Elle ajoute : « Mais comment pourrais-je représenter toutes les femmes noires ? C’est irréaliste. Je ne veux pas être la seule Noire à OD, je veux que toutes les femmes noires soient représentées. Mon espoir est que, lorsqu’on voit une femme noire, on la voit hors du groupe dont elle fait partie, et qu’elle puisse exister comme elle l’entend. Ce serait mon utopie. »

Cependant, cette utopie, elle semble accessible. Rym, en se concentrant sur l’expression de son individualité, se détache du devoir d’incarner une représentation collective : « Personnellement, lorsque j’ai participé à OD, j’avais 23 ans, je venais de quitter une relation toxique de six ans. Mon seul but et objectif était de m’amuser, de rencontrer des gens formidables et de vivre l’aventure d’une vie. Je n’avais évidemment pas l’intention de venir représenter une communauté. Je suis venue représenter Rym. Et Rym est plus que juste son origine. » L’influenceuse poursuit en expliquant qu’elle comprend que certains participants issus de la diversité peuvent ressentir cette pression de représenter leur communauté, mais que cela n’a jamais été son cas. « Je suis fière d’être algérienne, mais Rym ne peut pas assumer la pression de représenter l’Algérie au grand complet. […] C’est de vivre dans une illusion que de croire qu’une seule personne peut représenter une communauté entière. Je ne crois pas avoir bien représenté les Algériens mais j’ai représenté ma propre personne, avec mes qualités et mes gros défauts, et cela me suffit. » 

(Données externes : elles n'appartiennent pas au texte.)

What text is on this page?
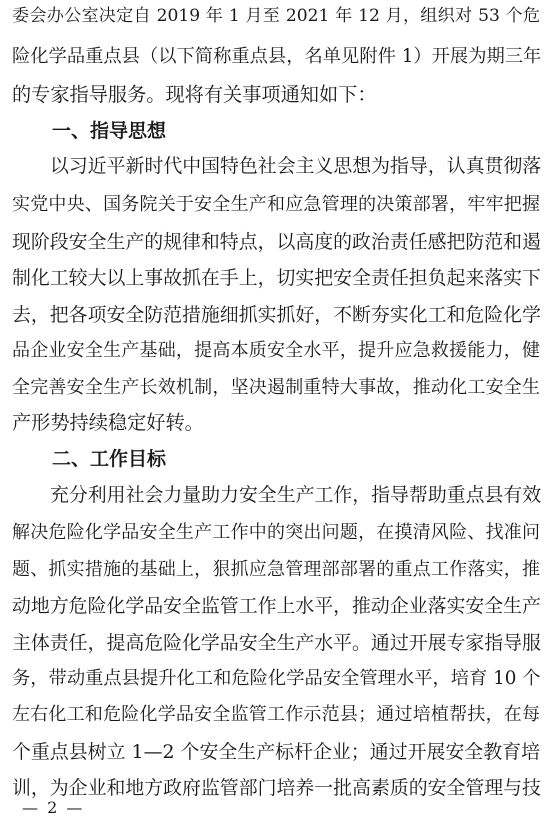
委会办公室决定自 2019 年 1 月至 2021 年 12 月，组织对 53 个危
险化学品重点县（以下简称重点县，名单见附件 1）开展为期三年
的专家指导服务。现将有关事项通知如下：
一、指导思想
以习近平新时代中国特色社会主义思想为指导，认真贯彻落
实党中央、国务院关于安全生产和应急管理的决策部署，牢牢把握
现阶段安全生产的规律和特点，以高度的政治责任感把防范和遏
制化工较大以上事故抓在手上，切实把安全责任担负起来落实下
去，把各项安全防范措施细抓实抓好，不断夯实化工和危险化学
品企业安全生产基础，提高本质安全水平，提升应急救援能力，健
全完善安全生产长效机制，坚决遏制重特大事故，推动化工安全生
产形势持续稳定好转。
二、工作目标
充分利用社会力量助力安全生产工作，指导帮助重点县有效
解决危险化学品安全生产工作中的突出问题，在摸清风险、找准问
题、抓实措施的基础上，狠抓应急管理部部署的重点工作落实，推
动地方危险化学品安全监管工作上水平，推动企业落实安全生产
主体责任，提高危险化学品安全生产水平。通过开展专家指导服
务，带动重点县提升化工和危险化学品安全管理水平，培育 10 个
左右化工和危险化学品安全监管工作示范县；通过培植帮扶，在每
个重点县树立 1—2 个安全生产标杆企业；通过开展安全教育培
训，为企业和地方政府监管部门培养一批高素质的安全管理与技
— 2 —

Il est important de noter que Rym a eu l’opportunité de rester plus longtemps dans l’émission, ce qui lui a permis de vivre plus largement l’expérience. Ce contraste souligne l’impact qu’une distribution diversifiée peut avoir non seulement sur les candidats eux-mêmes, mais sur le succès global de l’émission également : « L’édition d’OD Afrique du Sud comptait le plus grand nombre de candidats issus de la diversité et l’émission a connu un succès pour cette raison ! C’était de loin l’une des meilleures saisons produites par Production J puisque les côtes d’écoutes étaient plus élevées qu’à l’habitude. OD a réussi à conquérir un nouvel auditoire multiculturel et c’est dans leur intérêt de continuer d’augmenter le nombre de candidats issus de la diversité », explique Rym.

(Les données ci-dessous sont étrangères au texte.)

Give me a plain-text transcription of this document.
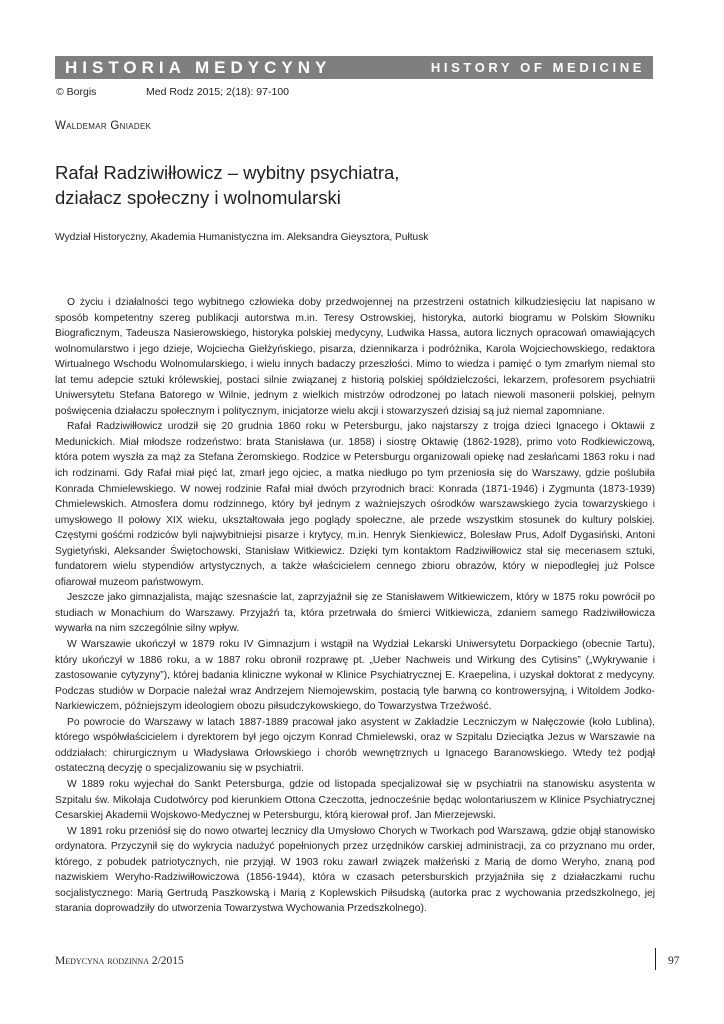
HISTORIA MEDYCYNY	HISTORY OF MEDICINE
© Borgis	Med Rodz 2015; 2(18): 97-100
Waldemar Gniadek
Rafał Radziwiłłowicz – wybitny psychiatra,
działacz społeczny i wolnomularski
Wydział Historyczny, Akademia Humanistyczna im. Aleksandra Gieysztora, Pułtusk

O życiu i działalności tego wybitnego człowieka doby przedwojennej na przestrzeni ostatnich kilkudziesięciu lat napisano w sposób kompetentny szereg publikacji autorstwa m.in. Teresy Ostrowskiej, historyka, autorki biogramu w Polskim Słowniku Biograficznym, Tadeusza Nasierowskiego, historyka polskiej medycyny, Ludwika Hassa, autora licznych opracowań omawiających wolnomularstwo i jego dzieje, Wojciecha Giełżyńskiego, pisarza, dziennikarza i podróżnika, Karola Wojciechowskiego, redaktora Wirtualnego Wschodu Wolnomularskiego, i wielu innych badaczy przeszłości. Mimo to wiedza i pamięć o tym zmarłym niemal sto lat temu adepcie sztuki królewskiej, postaci silnie związanej z historią polskiej spółdzielczości, lekarzem, profesorem psychiatrii Uniwersytetu Stefana Batorego w Wilnie, jednym z wielkich mistrzów odrodzonej po latach niewoli masonerii polskiej, pełnym poświęcenia działaczu społecznym i politycznym, inicjatorze wielu akcji i stowarzyszeń dzisiaj są już niemal zapomniane.

Rafał Radziwiłłowicz urodził się 20 grudnia 1860 roku w Petersburgu, jako najstarszy z trojga dzieci Ignacego i Oktawii z Medunickich. Miał młodsze rodzeństwo: brata Stanisława (ur. 1858) i siostrę Oktawię (1862-1928), primo voto Rodkiewiczową, która potem wyszła za mąż za Stefana Żeromskiego. Rodzice w Petersburgu organizowali opiekę nad zesłańcami 1863 roku i nad ich rodzinami. Gdy Rafał miał pięć lat, zmarł jego ojciec, a matka niedługo po tym przeniosła się do Warszawy, gdzie poślubiła Konrada Chmielewskiego. W nowej rodzinie Rafał miał dwóch przyrodnich braci: Konrada (1871-1946) i Zygmunta (1873-1939) Chmielewskich. Atmosfera domu rodzinnego, który był jednym z ważniejszych ośrodków warszawskiego życia towarzyskiego i umysłowego II połowy XIX wieku, ukształtowała jego poglądy społeczne, ale przede wszystkim stosunek do kultury polskiej. Częstymi gośćmi rodziców byli najwybitniejsi pisarze i krytycy, m.in. Henryk Sienkiewicz, Bolesław Prus, Adolf Dygasiński, Antoni Sygietyński, Aleksander Świętochowski, Stanisław Witkiewicz. Dzięki tym kontaktom Radziwiłłowicz stał się mecenasem sztuki, fundatorem wielu stypendiów artystycznych, a także właścicielem cennego zbioru obrazów, który w niepodległej już Polsce ofiarował muzeom państwowym.

Jeszcze jako gimnazjalista, mając szesnaście lat, zaprzyjaźnił się ze Stanisławem Witkiewiczem, który w 1875 roku powrócił po studiach w Monachium do Warszawy. Przyjaźń ta, która przetrwała do śmierci Witkiewicza, zdaniem samego Radziwiłłowicza wywarła na nim szczególnie silny wpływ.

W Warszawie ukończył w 1879 roku IV Gimnazjum i wstąpił na Wydział Lekarski Uniwersytetu Dorpackiego (obecnie Tartu), który ukończył w 1886 roku, a w 1887 roku obronił rozprawę pt. „Ueber Nachweis und Wirkung des Cytisins” („Wykrywanie i zastosowanie cytyzyny”), której badania kliniczne wykonał w Klinice Psychiatrycznej E. Kraepelina, i uzyskał doktorat z medycyny. Podczas studiów w Dorpacie należał wraz Andrzejem Niemojewskim, postacią tyle barwną co kontrowersyjną, i Witoldem Jodko-Narkiewiczem, późniejszym ideologiem obozu piłsudczykowskiego, do Towarzystwa Trzeźwość.

Po powrocie do Warszawy w latach 1887-1889 pracował jako asystent w Zakładzie Leczniczym w Nałęczowie (koło Lublina), którego współwłaścicielem i dyrektorem był jego ojczym Konrad Chmielewski, oraz w Szpitalu Dzieciątka Jezus w Warszawie na oddziałach: chirurgicznym u Władysława Orłowskiego i chorób wewnętrznych u Ignacego Baranowskiego. Wtedy też podjął ostateczną decyzję o specjalizowaniu się w psychiatrii.

W 1889 roku wyjechał do Sankt Petersburga, gdzie od listopada specjalizował się w psychiatrii na stanowisku asystenta w Szpitalu św. Mikołaja Cudotwórcy pod kierunkiem Ottona Czeczotta, jednocześnie będąc wolontariuszem w Klinice Psychiatrycznej Cesarskiej Akademii Wojskowo-Medycznej w Petersburgu, którą kierował prof. Jan Mierzejewski.

W 1891 roku przeniósł się do nowo otwartej lecznicy dla Umysłowo Chorych w Tworkach pod Warszawą, gdzie objął stanowisko ordynatora. Przyczynił się do wykrycia nadużyć popełnionych przez urzędników carskiej administracji, za co przyznano mu order, którego, z pobudek patriotycznych, nie przyjął. W 1903 roku zawarł związek małżeński z Marią de domo Weryho, znaną pod nazwiskiem Weryho-Radziwiłłowiczowa (1856-1944), która w czasach petersburskich przyjaźniła się z działaczkami ruchu socjalistycznego: Marią Gertrudą Paszkowską i Marią z Koplewskich Piłsudską (autorka prac z wychowania przedszkolnego, jej starania doprowadziły do utworzenia Towarzystwa Wychowania Przedszkolnego).

Medycyna rodzinna 2/2015	97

Vers une approche plus nuancée de la représentation

Ce à quoi les spectateurs s’attendent, c’est une inclusion authentique qui permet à ces candidats de se sentir à l’aise et de ne pas être réduits à des rôles secondaires. Pour progresser, la production doit veiller à ce les participants ne soient plus confrontés à des barrières invisibles qui limitent leur parcours : « La production doit sélectionner des hommes qui sont ouverts à l’idée de sortir avec des femmes de couleur afin de favoriser la formation de véritables couples », affirme Racky. « On ne veut plus voir des femmes issues de la diversité quitter dès la première semaine. Cela implique que les personnes qui s’occupent de sélectionner les candidats doivent être également issues de la diversité puisqu’ils comprennent mieux les enjeux sociaux-culturels et l’impact positif que pourrait avoir la représentativité audio-visuelle dans le showbiz québécois », conclut Rym.

Ainsi, si le tapis rouge d’OD promet une diversité de visages, il ne garantit pas toujours une diversité d’expériences authentiquement vécues et représentées. Il reste à voir si les émissions futures sauront aller au-delà de l’apparence pour embrasser la complexité des identités qu’elles souhaitent mettre en lumière.